The key part of effective teaching is teacher planning and preparation. Issues like reducing the number of days each week that students come to school, increasing the number of periods in a day, putting school on double schedules, etc. often face cuts. This sometimes appears as the importance of planning time lacks concern. Many teachers do not get sufficient time to accomplish so many tasks given to them. The education policymakers must understand the importance of time required for before-class preparation.
20-30 years ago, when the educational policymakers were in high school where students use to read quietly while the English teacher is grading the articles, students checking each other’s papers. Many policymakers have misconceptions about what goes on during periods and planning.
A Teacher’s Changing Role
Today, teamwork and problem-solving are increasingly focused on instructions. Teachers can no longer do the grading while the students are reading textbooks, and students cannot check each other’s papers in many school districts. There is a dramatic increase in the number of papers per student because many students do not work without getting any credit. So earlier articles were few so it could be easily graded during class but now due to rapidly growing piles they can be dealt with after the class.
Class size also impacts the amount of work to be graded. If the teacher is allotted five classes of 35 students each, then grading a one-hour assignment would require 9 hours if the teacher averages 3 minutes each. It may be difficult to manage the grading assignments that take only one minute because to grade one student 3 hours would be needed and also during the planning period, other tasks must also be accomplished.
It becomes difficult for the teachers to explain why the time is insufficient and what they do because the teacher’s planning activities vary from day to day, which is one major reason for disregard for planning time.

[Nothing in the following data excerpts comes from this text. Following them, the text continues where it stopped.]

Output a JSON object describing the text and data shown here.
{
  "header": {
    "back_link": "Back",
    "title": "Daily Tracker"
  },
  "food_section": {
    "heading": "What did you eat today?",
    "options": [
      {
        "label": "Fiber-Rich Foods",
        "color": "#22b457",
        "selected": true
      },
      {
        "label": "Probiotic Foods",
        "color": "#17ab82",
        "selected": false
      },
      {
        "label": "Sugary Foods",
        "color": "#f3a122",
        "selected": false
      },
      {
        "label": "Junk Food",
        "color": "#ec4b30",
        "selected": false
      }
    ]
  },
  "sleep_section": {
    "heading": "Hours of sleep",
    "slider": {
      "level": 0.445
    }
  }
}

What the Sample Planning Periods Show
A teacher who works efficiently during her five 60 minutes planning periods, has given writing assignments to the five classes of 35 students each. She would not be able to grade even one class during the allotted planning time in the sample week of planning activities. Thus the feedback to the students will not be given timely. Therefore, the job cannot be done if the teachers do not bring work home. Earlier in history, to give time to their families, teachers were not allowed to marry. But today, teachers get married and thus have children to look after so they don’t have extra 20-30 hours for grading.
Negative Effects of Reducing Planning Time
Fewer writing assignments and more machine graded tests are given to the students as decided by the policymakers because of scheduling too little planning time. Students eventually get teachers’ feedback with the help of effective teaching strategies like peer evaluation with rubrics, cooperative learning, which decreases the paper load. These days’ teachers make the lesson plans by taking into account the amount of grading required for the assignments. Students’ quality education is deprived, and it becomes less likely to attain a higher standard due to insufficient planning time.